Source: Proofpoint. A timeline of detected phishing activity involved in the ongoing TA423 campaign from May 2021 – June 2022.

Proofpoint and PwC Threat Intelligence have jointly identified a cyber espionage campaign, sustained phishing campaign, running for over a year and currently ongoing, that delivered the ScanBox exploitation framework to targets who visited a malicious domain posing as an Australian news website. The targets of the campaign spanned Australia, Malaysia, and Europe, as well as entities that operate in the South China Sea.

The joint efforts of Proofpoint and PwC researchers provide a moderate confidence assessment that recent campaigns targeting the federal government, energy, and manufacturing sectors globally may represent efforts by China-based TA423 / Red Ladon.

TA423 / Red Ladon is a espionage-motivated threat actor that has been active since 2013, targeting defense contractors, manufacturers, universities, government agencies, legal firms involved in diplomatic disputes, and foreign companies involved with Australasian policy or South China Sea operations, the two companies said. 

In a blog post on the Proofpoint website, Michael Raggi and Sveva Scenarelli at PwC noted that TA423 has targeted entities directly involved with strategic development projects in the South China Sea around the time of tensions between China and other countries. Such projects include the Kasawari Gas field developed by Malaysia, and an offshore wind farm in the Straits of Taiwan.
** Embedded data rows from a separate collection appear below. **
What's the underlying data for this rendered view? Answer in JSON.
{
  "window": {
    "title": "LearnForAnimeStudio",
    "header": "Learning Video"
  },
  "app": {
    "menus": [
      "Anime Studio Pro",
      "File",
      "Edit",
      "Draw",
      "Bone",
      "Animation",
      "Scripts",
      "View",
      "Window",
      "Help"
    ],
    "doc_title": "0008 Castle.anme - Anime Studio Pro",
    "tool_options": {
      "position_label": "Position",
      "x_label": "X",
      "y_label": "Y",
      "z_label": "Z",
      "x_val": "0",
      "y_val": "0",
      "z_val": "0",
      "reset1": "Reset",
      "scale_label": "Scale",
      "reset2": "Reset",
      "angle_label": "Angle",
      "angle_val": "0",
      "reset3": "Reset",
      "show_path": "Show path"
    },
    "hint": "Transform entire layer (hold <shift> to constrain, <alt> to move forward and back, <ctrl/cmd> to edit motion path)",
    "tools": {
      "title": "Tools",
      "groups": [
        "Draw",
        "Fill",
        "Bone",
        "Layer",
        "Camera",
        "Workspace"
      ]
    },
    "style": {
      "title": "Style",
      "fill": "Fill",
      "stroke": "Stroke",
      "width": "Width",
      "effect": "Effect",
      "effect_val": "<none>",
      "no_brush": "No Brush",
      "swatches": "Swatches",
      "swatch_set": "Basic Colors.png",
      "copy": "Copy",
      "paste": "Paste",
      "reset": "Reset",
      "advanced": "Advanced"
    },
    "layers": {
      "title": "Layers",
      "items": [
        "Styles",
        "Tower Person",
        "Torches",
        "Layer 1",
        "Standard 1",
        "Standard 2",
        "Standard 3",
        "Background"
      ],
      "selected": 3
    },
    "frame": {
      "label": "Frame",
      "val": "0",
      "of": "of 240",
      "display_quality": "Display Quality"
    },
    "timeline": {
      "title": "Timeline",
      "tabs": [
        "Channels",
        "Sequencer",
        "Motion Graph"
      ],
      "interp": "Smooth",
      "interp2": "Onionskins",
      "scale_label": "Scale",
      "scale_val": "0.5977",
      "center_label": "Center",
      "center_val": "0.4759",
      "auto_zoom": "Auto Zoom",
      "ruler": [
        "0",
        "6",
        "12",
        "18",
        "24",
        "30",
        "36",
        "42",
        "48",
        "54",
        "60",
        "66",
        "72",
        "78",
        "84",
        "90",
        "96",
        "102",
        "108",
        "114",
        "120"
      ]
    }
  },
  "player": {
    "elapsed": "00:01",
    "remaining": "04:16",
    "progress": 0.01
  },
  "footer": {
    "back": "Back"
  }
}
Sherrod DeGrippo, VP of Threat Research and Detection at Proofpoint said: “TA423 is one of the most consistent APT actors in the threat landscape. They support the Chinese government in matters related to the South China Sea, including during the recent tensions in Taiwan. This group specifically wants to know who is active in the region and, while we can’t say for certain, their focus on naval issues is likely to remain a constant priority in places like Malaysia, Singapore, Taiwan, and Australia.”

APT refers to advanced persistent threats.

Proofpoint and PwC expect TA423 / Red Ladon to continue pursuing its intelligence-gathering and espionage mission primarily targeting countries in the South China Sea, as well as further intrusions in Australia, Europe and the US, the blog authors said.